Testata: Il Corriere della Sera
Del:
27/8/05
La prima lode va conferita a Gianandrea Noseda, che dirige Le nozze di Figaro
in maniera esemplare. I tempi sono rapidi, spigliati, sempre in stretta relazione
drammatica l'un con l'altro; i fraseggi chiari, i recitativi curati in ogni
singolo accento, i colori profilati e appropriati.
La seconda lode a un cast riuscito, perché Marcella Orsatti Talamanca (Contessa)
e Laura Polverelli (Cherubino), oltre ai comprimari Abete, Catrani, Lazzaretti
e Ricci, affrontano la parte con disinvoltura, mentre Nicola Ulivieri (Figaro)
e Peter Mattei (Conte) si confermano fuoriclasse non solo per l'oggettiva qualità
dei mezzi vocali ma anche per la naturalezza e lo spirito con cui danno vita
ai loro personaggi.
La terza a chi ha scoperto e guidato al debutto Alessandra Marianelli, una ragazzina.
Bel timbro, intonazione, fraseggi squisiti: nulla manca aquesta Susannetta dalla
personalità così profilata. E che candore, che incanto quando intona 'Deh vieni',
creando uno di quei momenti di rapimento in cui tutta la platea diventa una
cosa sola con la musica.
Ma il vero valore aggiunto di questa edizione del Figaro mozartiano andato
in scena a Stresa è lo spirito, la complicità, l'intesa creatasi tra gli interpreti,
direttore, cantanti e giovani professori dell'Orchestra delle Settimane Musicali.
E' un'edizione in forma semiscenica, né potrebbe darsi altra possibilità negli
spazi del Palazzo dei Congressi, privi di buca per l'orchestra. Eppure c'è più
regia che in tanti altri Figaro del passato.

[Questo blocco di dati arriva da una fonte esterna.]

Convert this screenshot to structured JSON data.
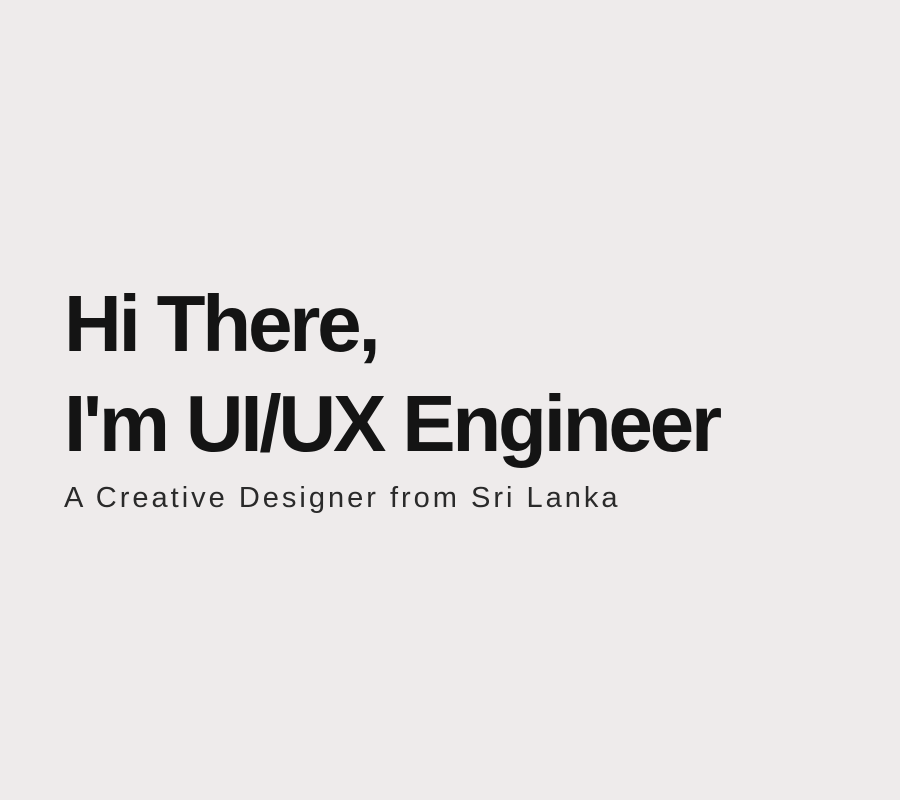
{
  "hero": {
    "headline_line1": "Hi There,",
    "headline_line2": "I'm UI/UX Engineer",
    "tagline": "A Creative Designer from Sri Lanka"
  },
  "colors": {
    "background": "#eeebeb",
    "text": "#141414"
  }
}
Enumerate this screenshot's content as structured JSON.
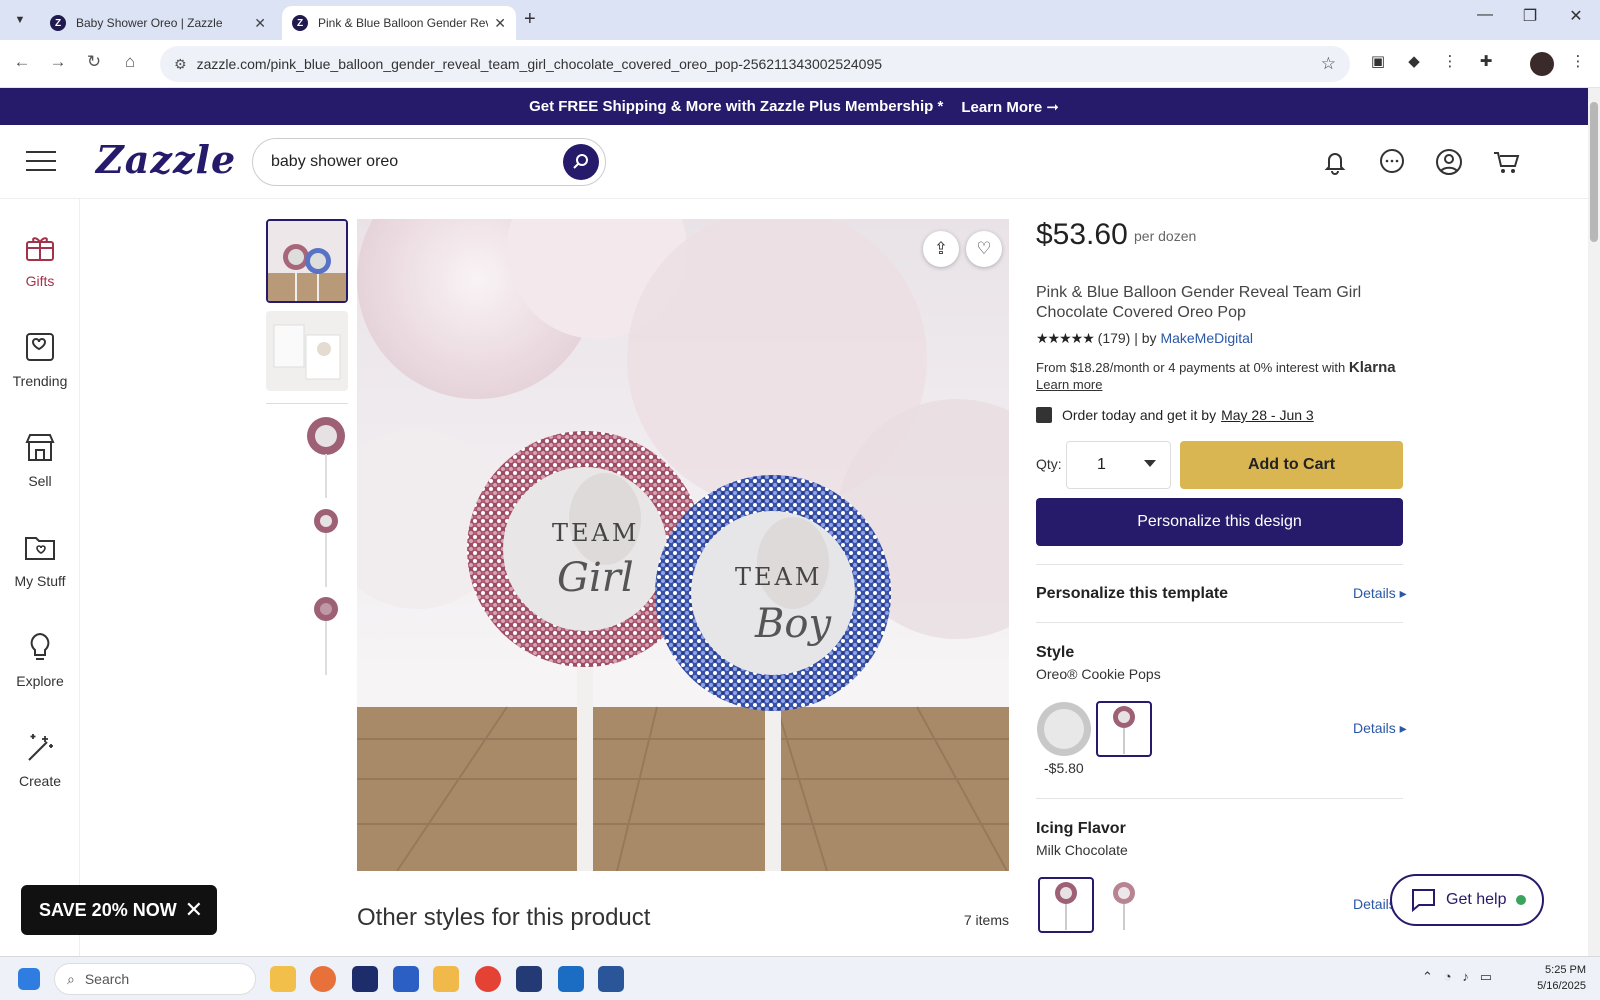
{
  "browser": {
    "tabs": [
      {
        "title": "Baby Shower Oreo | Zazzle",
        "active": false
      },
      {
        "title": "Pink & Blue Balloon Gender Reveal Team Girl Chocolate Covered Oreo Pop | Zazzle",
        "active": true
      }
    ],
    "url": "zazzle.com/pink_blue_balloon_gender_reveal_team_girl_chocolate_covered_oreo_pop-256211343002524095"
  },
  "promo": {
    "text": "Get FREE Shipping & More with Zazzle Plus Membership *",
    "link": "Learn More ➞"
  },
  "header": {
    "logo": "Zazzle",
    "search_value": "baby shower oreo"
  },
  "rail": {
    "items": [
      {
        "label": "Gifts"
      },
      {
        "label": "Trending"
      },
      {
        "label": "Sell"
      },
      {
        "label": "My Stuff"
      },
      {
        "label": "Explore"
      },
      {
        "label": "Create"
      }
    ]
  },
  "product": {
    "price": "$53.60",
    "price_unit": "per dozen",
    "title": "Pink & Blue Balloon Gender Reveal Team Girl Chocolate Covered Oreo Pop",
    "stars": "★★★★★",
    "reviews": "(179)",
    "by": "| by",
    "brand": "MakeMeDigital",
    "klarna_text": "From $18.28/month or 4 payments at 0% interest with",
    "klarna_brand": "Klarna",
    "klarna_learn": "Learn more",
    "delivery_text": "Order today and get it by",
    "delivery_date": "May 28 - Jun 3",
    "qty_label": "Qty:",
    "qty_value": "1",
    "add_to_cart": "Add to Cart",
    "personalize_btn": "Personalize this design",
    "template_title": "Personalize this template",
    "details": "Details",
    "style_title": "Style",
    "style_value": "Oreo® Cookie Pops",
    "style_price_diff": "-$5.80",
    "icing_title": "Icing Flavor",
    "icing_value": "Milk Chocolate",
    "image_texts": {
      "left_top": "TEAM",
      "left_script": "Girl",
      "right_top": "TEAM",
      "right_script": "Boy"
    }
  },
  "other_styles": {
    "title": "Other styles for this product",
    "count": "7 items"
  },
  "save_banner": "SAVE 20% NOW",
  "help": "Get help",
  "taskbar": {
    "search": "Search",
    "time": "5:25 PM",
    "date": "5/16/2025"
  },
  "colors": {
    "brand": "#261a6b",
    "cart": "#d9b652",
    "gifts": "#a3324b",
    "link": "#2a57a6"
  }
}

Il poco spazio viene sfruttato in ogni modo, utilizzando quando occorre anche
la platea. I cantanti sono vestiti da sera, ma bastano un cappellino, un ventaglio
o un mazzolino di fiori per raccontare le avventure della 'folle giornata'.
E la prossimità tra palcoscenico e platea aiuta a cogliere le mille espressioni
- ironia, commozione, sarcasmo, seduzione, ira, malinconia c'è proprio tutto
in quest'opera che non è piena di vita, ma 'è' la vita - di una recitazione
fresca, spigliata, che non fa perdere una sillaba del testo di Da Ponte e ne
manifesta il significato con pochi gesti semplici, divertiti, soprattutto leggeri.
Una regia senza registi, concordata tra gli stessi interpreti. Che, forse, proprio
per questo hanno dato quel qualcosa in più che ha reso memorabile la serata.